Under Rule 14.06C, an “extreme transaction” is defined as an acquisition or a series of acquisitions of assets by a listed issuer, which individually or together with other transactions or arrangements, may, by reference to the factors set out in Note 1 to Rule 14.06B, have the effect of achieving a listing of the acquisition targets, but where the issuer can demonstrate to the satisfaction of the Exchange that it is not an attempt to circumvent the requirements for new applicants set out in Chapter 8 of the Listing Rules and that:
  (1)   (a) the issuer must have been under the control or de facto control of the same person(s) for a long period (normally not less than 36 months) and the transaction will not result in a change in control or de facto control of the issuer; or (b) the issuer must operate a principal business of substantial size, which will continue after the transaction; and
  (2)   the acquisition targets meet the requirements of Rule 8.04 and Rule 8.05 (or Rule 8.05A or 8.05B) and the enlarged group meets all the new listing requirements set out in Chapter 8 of the Listing Rules (except Rule 8.05).
 
2   In this case, the Rule amendments would not change the analysis, except the assessment of whether the Acquisitions would qualify as an extreme transaction.

Under Rule 14.06C, an issuer proposing to use the extreme transaction category must satisfy one of the additional eligibility criteria set out in Rule 14.06C(1).
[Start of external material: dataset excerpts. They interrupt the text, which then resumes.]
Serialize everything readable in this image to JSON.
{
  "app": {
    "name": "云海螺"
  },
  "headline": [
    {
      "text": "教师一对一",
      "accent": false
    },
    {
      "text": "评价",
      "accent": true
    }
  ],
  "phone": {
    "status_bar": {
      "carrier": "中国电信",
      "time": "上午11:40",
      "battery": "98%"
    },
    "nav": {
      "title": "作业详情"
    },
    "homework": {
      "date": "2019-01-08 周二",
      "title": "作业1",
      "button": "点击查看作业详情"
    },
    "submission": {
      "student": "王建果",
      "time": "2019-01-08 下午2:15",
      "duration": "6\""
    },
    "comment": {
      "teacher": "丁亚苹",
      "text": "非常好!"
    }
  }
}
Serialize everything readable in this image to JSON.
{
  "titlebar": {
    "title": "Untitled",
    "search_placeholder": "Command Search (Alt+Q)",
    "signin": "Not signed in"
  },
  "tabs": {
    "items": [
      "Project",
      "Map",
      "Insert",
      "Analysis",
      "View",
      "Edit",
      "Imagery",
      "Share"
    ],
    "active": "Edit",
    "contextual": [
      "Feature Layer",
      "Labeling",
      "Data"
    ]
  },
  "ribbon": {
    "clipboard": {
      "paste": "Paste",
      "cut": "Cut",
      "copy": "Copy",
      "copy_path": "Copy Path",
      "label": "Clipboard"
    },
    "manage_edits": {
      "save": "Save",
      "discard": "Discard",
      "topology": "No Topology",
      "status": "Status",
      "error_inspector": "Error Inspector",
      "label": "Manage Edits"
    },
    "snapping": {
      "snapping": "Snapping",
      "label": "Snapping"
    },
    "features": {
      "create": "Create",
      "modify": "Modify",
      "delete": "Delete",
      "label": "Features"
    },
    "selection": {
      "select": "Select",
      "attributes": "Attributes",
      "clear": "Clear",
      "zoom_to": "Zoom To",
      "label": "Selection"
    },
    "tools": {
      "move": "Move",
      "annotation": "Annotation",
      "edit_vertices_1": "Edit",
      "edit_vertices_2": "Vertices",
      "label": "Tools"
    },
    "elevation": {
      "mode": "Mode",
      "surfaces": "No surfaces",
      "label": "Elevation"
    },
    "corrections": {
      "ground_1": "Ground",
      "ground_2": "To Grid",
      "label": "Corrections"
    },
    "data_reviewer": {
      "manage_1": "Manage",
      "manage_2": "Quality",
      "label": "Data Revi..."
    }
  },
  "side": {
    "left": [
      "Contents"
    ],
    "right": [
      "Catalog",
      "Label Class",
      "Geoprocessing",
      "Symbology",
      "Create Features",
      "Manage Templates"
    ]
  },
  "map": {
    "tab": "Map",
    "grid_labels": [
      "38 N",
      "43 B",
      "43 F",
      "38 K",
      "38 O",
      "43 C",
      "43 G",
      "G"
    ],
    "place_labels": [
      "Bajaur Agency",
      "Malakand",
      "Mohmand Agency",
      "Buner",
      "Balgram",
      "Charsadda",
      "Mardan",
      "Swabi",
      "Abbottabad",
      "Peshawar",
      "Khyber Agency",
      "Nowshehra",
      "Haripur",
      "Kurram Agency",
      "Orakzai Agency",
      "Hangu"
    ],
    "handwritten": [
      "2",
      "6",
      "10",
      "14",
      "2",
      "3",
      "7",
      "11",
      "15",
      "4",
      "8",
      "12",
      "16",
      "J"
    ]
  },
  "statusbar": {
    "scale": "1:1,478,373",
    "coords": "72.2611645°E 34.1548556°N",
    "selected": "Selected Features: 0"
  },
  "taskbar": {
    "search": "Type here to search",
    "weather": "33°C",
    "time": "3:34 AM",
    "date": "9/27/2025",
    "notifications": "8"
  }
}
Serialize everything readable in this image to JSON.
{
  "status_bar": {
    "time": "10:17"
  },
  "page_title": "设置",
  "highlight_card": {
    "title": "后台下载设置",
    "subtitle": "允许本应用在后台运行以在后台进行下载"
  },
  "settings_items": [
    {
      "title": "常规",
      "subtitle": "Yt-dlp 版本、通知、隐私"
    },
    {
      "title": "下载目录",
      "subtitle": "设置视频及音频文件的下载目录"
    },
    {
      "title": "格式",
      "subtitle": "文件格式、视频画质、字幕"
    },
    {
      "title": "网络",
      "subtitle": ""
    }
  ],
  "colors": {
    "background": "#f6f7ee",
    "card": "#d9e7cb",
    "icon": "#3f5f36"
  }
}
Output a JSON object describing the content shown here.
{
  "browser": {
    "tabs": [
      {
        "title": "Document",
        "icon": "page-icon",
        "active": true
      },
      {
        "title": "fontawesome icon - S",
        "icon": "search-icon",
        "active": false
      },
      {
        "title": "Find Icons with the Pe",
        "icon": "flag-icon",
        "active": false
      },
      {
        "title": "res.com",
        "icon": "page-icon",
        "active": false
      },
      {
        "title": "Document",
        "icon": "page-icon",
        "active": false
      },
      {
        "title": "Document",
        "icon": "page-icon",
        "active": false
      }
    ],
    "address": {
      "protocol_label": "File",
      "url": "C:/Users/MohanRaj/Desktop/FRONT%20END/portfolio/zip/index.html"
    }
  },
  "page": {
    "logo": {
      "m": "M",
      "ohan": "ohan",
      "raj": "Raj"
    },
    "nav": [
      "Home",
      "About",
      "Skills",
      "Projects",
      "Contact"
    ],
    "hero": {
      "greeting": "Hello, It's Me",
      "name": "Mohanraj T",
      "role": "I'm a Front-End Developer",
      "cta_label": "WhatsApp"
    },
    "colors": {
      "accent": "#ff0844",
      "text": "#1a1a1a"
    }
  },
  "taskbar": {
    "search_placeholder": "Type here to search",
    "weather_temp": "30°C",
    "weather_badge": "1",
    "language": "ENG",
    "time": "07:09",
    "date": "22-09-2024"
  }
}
However, the facts of this case indicated that there was a change in de facto control of Company A within the last 36 months and Company A would cease to operate its existing food business after the transactions. Should the amended Rules apply, Company A would not meet the additional eligibility criteria under Rule 14.06C(1). Accordingly, the Acquisitions would be classified as a reverse takeover (and not an extreme transaction).

 

1 Time reference is the time to date of the decision.

2Restricted Convertible Securities are highly dilutive convertible securities with a conversion restriction mechanism (e.g. restriction from conversion that would cause the securities holder to hold 30% interest or higher) to avoid triggering a change of control under the Code on Takeovers and Mergers.